“The tongue of the pale girl is sweet; her hair is like the silk of the maize, when browned in the moon of the falling leaf. She has turned the trail of truth. She shall find a home in the wigwam of the red-man. The Black Eagle has said it.”

“Never! I will die first.”

“The angel with wings like the thunder-cloud that stands by the dark river comes not when the children of earth call. Many years yet the moccasin of the wife of Black Eagle will press the prairie.”

“Your wife—the White Hawk—yes.”

“Waupee will wait upon the new wife of Black Eagle. She is put away from the breast of the warrior.”

“Any thing but your wife.” The poor girl shuddered as she spoke the hateful word. “Merciful heaven, am I reserved a fate like this?”

“The dove may beat its tender breast against its prison, but the coo of its song will yet be music for the ears of its mate when it looks for his coming with its wings folded.”
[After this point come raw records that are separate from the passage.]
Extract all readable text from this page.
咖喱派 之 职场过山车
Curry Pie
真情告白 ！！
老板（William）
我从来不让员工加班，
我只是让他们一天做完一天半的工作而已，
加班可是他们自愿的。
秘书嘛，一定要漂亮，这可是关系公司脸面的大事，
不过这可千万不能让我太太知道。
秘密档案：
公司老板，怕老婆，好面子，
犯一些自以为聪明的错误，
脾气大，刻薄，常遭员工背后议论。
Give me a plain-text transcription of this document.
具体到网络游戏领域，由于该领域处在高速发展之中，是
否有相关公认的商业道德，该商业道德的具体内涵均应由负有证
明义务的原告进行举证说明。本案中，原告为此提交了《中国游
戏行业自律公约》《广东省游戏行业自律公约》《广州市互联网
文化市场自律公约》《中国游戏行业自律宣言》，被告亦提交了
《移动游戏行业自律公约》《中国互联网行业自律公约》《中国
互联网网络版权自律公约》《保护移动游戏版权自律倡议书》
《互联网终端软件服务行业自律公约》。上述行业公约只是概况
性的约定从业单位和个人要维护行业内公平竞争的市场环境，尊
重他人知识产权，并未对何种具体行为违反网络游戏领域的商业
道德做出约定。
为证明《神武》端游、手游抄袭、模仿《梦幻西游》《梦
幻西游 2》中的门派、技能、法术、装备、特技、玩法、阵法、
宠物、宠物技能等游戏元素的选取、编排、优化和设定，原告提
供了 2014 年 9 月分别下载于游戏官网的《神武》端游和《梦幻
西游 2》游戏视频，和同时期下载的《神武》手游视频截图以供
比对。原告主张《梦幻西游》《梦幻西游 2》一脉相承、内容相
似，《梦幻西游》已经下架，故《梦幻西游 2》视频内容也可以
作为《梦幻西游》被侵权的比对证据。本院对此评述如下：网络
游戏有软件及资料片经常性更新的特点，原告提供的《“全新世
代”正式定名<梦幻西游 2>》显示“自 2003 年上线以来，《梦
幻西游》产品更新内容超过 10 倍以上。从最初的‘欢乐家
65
“I your mate! I dwell in your wigwam! Listen to me, treacherous man. Sooner than submit to that, I would leap from the precipice and dash myself into atoms on the jagged rocks beneath—leap into the deep stream and float a disfigured corpse among the reeds on its shore—with my own hand I will destroy the life God has given me, and escape with self-murder from your loathsome power.”

Without deigning to reply to what he perhaps scarcely understood, the savage whistled long and shrill. In a moment the poor, injured and abandoned wife, Waupee, entered, shrinking and trembling as if in mortal terror. A few words of command were given to her in her nation’s tongue that the white girl could not understand, and without lifting her eyes, Waupee departed.

“Let the child of the white man prepare!” continued Black Eagle. “The Medicine of the tribe is hastening to prepare the marriage ceremony of the Dacotahs. The maidens are weaving the bright flowers of spring, and the warriors decking themselves in their best robes. The hour has come. The wigwam of the sachem shall lift its mat for a new bride.